White House economic adviser Larry Kudlow paints a positive picture of the US economy despite a slow recovery and rising coronavirus cases in major states: "The odds favor a big increase in job creation and a big reduction in unemployment" #SOTU

— CNN Politics (@CNNPolitics) July 26, 2020

"I do think the odds favor a big increase in job creation and a big reduction in unemployment," Kudlow said.

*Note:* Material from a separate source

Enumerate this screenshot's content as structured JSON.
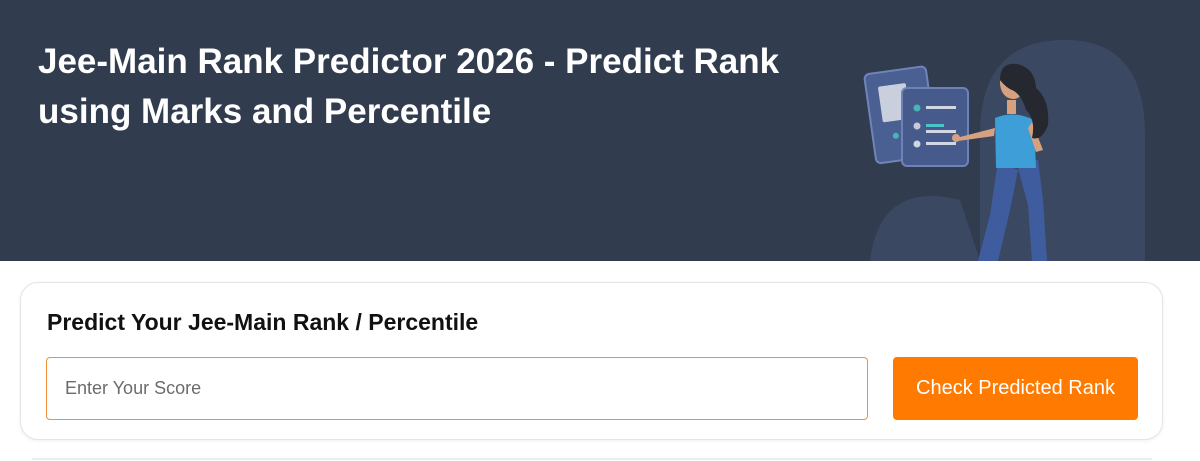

He argued that "most economists" suggest "that we are in a self-sustaining recovery," although he admitted that there could be valid concerns about the "speed" of the recovery.

"On the whole, the picture is very positive and I still think a V-shaped recovery is in place," he said, predicting 20 to 30 percent growth in the third and fourth quarters of the year.

Treasury Secretary Steve Mnuchin also emphasized that there would be a $1,200 payment to reporters on Saturday after meeting with President Donald Trump's acting Chief of Staff Mark Meadows and GOP staff at the Capitol. He said the payment would be given out following the same formula put forward in the $2.2 trillion Coronavirus Aid, Relief and Economic Security (CARES) Act, which was passed with bipartisan support in March.

Trump had been pushing for a payroll tax cut to be included in the legislation, as he had with previous rounds of stimulus. But Republicans and Democrats largely dismissed the proposal, despite the president threatening to veto a bill without it. Now the White House appears to have dropped the proposal to be included in the stimulus bill.

During an interview with Fox News Sunday, Mnuchin addressed a question from anchor Chris Wallace about the tax cut. The treasury secretary said that Trump dropped the idea because it was a non-starter with Democrats, although it was opposed by many Republicans as well.

"The Democrats were not going to give us a payroll tax cut," Mnuchin said.

Pushing back, Wallace said: "Sir, to be fair, it wasn't just Democrats. There were a number of Republicans who rejected this." Wallace highlighted several GOP lawmakers who had publicly criticized the idea.

But Mnuchin said that some Republicans did support the payroll tax cut as well.

"There are other Republicans that supported it," he responded. "We have the direct payments, and as you know, the direct payments are a much quicker way of effectively giving everybody a tax cut and it's much quicker than the payroll tax cut."

When the new stimulus will be passed remains to be seen. As of last week, there were significant disagreements among Republicans about how to proceed. Several prominent GOP lawmakers, including Senators Ted Cruz of Texas, Rand Paul of Kentucky and Ron Johnson of Wisconsin, all voiced opposition to the proposals on the table.

"Sen. Cruz has said that when it comes to CARES II, as the package currently stands, he's a 'hell no.' As he explained earlier this week, the answer to solving our economic crisis shouldn't be spending trillions and trillions of more money we keep borrowing from China," a spokesperson for Cruz told Newsweek in an email.

Larry Kudlow and Donald Trump
President Donald Trump, with Larry Kudlow, director of the National Economic Council, and Treasury Secretary Steven Mnuchin, speaks to the press at the White House in Washington, D.C. on July 2 JIM WATSON/AFP/Getty

The Democrat-controlled House of Representatives passed a massive economic stimulus package in May, totaling more than $3 trillion. But Republicans overwhelmingly dismissed the bill as a "wish list." Whether Democrats will agree to the GOP-White House proposal, which is purportedly going to cost about $1 trillion, remains to be seen as well.

"Without action by President Trump & Senate Republicans, federal unemployment insurance will expire for millions of Americans this weekend. The Senate must take up the House-passed #HeroesAct & extend this critical lifeline for working families," Speaker of the House Nancy Pelosi, a Democrat from California, tweeted on Friday.

Newsweek reached out the Treasury Department for comment, but did not receive a response by the time of publication.